The compound 4g showed significant anticancer activity with GI₅₀ of 28.2 μM against MCF-7 (Breast cancer cell line). The antioxidant activity of compound 4g (IC₅₀ = 14.98±0.91 μM) was found to be comparable to the standard drug ascorbic acid. The binding modes of compounds 4a-g against the molecular target EGFR tyrosine kinase were also studied. The structure-activity relationship (SAR) was also studied.

The compound 4g showed significant anticancer activity with GI₅₀ of 28.2 μM against MCF-7 (Breast cancer cell line). The antioxidant activity of the compound, 4g was found to be comparable to the standard drug ascorbic acid, while its anticancer activity was found to be less than that of the standard drug adriamycin.

癌症是导致死亡的主要原因之一。本研究的目的是合成和研究一些 3,5-双（取代亚苄基）-1-乙基哌啶-4-one 类似物 (4a-g) 的抗癌和抗氧化活性。

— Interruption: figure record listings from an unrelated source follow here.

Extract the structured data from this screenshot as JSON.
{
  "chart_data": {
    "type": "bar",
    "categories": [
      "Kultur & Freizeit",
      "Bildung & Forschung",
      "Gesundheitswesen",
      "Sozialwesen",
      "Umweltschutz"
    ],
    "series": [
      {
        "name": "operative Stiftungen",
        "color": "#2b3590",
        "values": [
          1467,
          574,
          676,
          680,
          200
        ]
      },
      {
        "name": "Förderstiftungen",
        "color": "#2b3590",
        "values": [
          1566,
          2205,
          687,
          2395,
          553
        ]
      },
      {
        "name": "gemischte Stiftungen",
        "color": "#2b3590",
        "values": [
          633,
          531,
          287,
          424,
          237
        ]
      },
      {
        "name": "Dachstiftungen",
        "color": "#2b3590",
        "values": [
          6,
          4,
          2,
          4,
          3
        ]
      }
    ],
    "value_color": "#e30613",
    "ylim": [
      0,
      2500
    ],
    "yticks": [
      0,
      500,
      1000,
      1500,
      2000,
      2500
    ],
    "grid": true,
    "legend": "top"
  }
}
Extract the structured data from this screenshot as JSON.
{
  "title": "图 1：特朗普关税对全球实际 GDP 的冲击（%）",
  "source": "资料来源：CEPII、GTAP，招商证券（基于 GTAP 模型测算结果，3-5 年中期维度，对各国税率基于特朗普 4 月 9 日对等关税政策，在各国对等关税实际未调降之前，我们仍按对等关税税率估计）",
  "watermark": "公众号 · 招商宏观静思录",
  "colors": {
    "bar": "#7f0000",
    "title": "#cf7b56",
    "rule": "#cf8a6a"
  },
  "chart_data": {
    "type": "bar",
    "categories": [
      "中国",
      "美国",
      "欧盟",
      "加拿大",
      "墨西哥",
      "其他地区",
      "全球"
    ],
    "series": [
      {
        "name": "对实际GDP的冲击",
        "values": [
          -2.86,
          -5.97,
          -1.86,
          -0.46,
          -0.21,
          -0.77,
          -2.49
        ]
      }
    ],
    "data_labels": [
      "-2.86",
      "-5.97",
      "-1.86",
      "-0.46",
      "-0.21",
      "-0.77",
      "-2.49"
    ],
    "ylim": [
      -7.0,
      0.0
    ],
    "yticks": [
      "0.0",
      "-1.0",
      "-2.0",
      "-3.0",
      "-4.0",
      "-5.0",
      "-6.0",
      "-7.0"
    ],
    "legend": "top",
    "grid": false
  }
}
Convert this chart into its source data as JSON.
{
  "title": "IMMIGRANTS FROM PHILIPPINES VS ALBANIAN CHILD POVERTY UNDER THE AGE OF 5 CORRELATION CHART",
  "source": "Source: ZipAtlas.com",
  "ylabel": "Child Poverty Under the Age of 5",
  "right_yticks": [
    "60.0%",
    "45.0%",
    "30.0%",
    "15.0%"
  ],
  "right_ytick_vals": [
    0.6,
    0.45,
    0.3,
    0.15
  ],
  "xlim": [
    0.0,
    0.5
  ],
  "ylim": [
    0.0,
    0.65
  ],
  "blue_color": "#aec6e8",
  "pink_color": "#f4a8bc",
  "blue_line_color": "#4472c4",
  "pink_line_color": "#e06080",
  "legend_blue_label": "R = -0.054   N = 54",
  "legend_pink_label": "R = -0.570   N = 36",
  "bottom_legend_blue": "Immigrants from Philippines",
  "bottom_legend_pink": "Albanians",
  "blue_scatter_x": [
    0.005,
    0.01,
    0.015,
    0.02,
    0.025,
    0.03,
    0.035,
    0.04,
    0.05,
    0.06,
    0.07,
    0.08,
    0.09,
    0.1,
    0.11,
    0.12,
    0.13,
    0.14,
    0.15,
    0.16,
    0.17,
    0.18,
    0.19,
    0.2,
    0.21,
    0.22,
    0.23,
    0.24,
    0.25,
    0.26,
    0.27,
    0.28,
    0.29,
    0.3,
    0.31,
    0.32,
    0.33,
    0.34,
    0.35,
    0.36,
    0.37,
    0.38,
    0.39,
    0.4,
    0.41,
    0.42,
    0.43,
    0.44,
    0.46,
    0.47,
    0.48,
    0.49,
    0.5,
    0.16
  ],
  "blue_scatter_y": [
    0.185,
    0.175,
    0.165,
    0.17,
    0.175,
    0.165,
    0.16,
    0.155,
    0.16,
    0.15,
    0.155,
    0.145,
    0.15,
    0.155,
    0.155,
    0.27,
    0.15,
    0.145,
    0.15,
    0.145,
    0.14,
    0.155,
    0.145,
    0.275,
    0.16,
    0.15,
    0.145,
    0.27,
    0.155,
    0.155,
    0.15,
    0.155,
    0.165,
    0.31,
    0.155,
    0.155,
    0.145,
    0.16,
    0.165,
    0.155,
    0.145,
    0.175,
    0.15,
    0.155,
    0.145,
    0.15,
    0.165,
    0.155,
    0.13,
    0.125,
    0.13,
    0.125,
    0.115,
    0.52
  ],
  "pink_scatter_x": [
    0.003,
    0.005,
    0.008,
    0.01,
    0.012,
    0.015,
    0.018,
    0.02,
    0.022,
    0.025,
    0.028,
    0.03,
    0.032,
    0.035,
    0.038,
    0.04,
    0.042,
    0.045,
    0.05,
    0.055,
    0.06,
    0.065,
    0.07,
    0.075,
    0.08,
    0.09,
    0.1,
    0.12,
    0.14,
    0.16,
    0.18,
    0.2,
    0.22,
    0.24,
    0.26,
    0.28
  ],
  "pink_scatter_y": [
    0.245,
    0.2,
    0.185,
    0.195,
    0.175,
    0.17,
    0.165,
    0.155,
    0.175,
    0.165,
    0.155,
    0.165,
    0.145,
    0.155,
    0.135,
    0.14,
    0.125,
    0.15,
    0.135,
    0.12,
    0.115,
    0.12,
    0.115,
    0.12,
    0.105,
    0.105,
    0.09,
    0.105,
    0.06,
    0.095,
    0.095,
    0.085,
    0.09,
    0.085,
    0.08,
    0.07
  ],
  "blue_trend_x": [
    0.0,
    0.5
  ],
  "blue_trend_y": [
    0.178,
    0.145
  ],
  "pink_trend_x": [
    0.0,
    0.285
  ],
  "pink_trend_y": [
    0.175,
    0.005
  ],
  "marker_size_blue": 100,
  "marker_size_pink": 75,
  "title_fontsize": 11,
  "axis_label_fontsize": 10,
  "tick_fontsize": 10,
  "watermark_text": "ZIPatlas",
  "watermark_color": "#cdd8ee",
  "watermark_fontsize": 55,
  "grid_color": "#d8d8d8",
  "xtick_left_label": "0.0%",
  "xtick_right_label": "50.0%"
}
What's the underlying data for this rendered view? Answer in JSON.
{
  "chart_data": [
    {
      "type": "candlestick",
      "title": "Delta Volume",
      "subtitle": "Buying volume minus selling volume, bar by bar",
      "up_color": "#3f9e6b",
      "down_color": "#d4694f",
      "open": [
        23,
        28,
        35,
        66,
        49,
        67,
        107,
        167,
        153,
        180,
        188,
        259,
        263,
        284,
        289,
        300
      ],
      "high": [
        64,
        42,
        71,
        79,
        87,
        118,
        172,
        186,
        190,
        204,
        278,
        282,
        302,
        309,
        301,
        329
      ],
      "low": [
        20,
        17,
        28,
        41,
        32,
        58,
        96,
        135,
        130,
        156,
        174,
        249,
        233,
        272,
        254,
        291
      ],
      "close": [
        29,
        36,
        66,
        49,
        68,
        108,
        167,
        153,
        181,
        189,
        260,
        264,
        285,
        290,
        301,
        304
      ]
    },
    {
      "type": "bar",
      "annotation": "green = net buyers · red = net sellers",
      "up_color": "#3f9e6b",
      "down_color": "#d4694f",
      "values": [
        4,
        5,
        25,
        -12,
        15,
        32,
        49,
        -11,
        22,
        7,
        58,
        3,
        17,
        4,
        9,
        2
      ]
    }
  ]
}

3,5-双（取代亚苄基）-1-乙基哌啶-4-酮类似物（4a-g）由前体哌啶-4-酮盐酸盐（1）制备。第一步包括合成中间体，3,5-双（取代亚苄基）哌啶-4-酮类似物（3a-g），然后在丙酮和 K ₂ CO ₃中用 C ₂ H ₅ I乙基化，得到标题化合物(4a-g)。傅里叶变换红外 (FTIR)、核磁共振 ( ¹ H & ¹³C NMR）、质谱和微量分析用于表征标题化合物（4a-g）。通过SRB测定和NCI US方案进一步评估所有化合物的抗癌活性，而通过DPPH自由基测定评估抗氧化活性。所有标题化合物 (4a-g) 都进行了针对 EGRF 酪氨酸激酶（抗癌剂的潜在靶标）的分子对接研究，以研究我们的化合物与分子靶标相互作用的可能模式。

化合物4g显示出显着的抗癌活性，对MCF-7（乳腺癌细胞系）的GI ₅₀为28.2 μM。发现化合物 4g (IC ₅₀ = 14.98±0.91 μM)的抗氧化活性与标准药物抗坏血酸相当。还研究了化合物 4a-g 对分子靶标 EGFR 酪氨酸激酶的结合模式。还研究了构效关系（SAR）。

化合物4g显示出显着的抗癌活性，对MCF-7（乳腺癌细胞系）的GI ₅₀为28.2 μM。发现该化合物 4g 的抗氧化活性与标准药物抗坏血酸相当，而其抗癌活性低于标准药物阿霉素。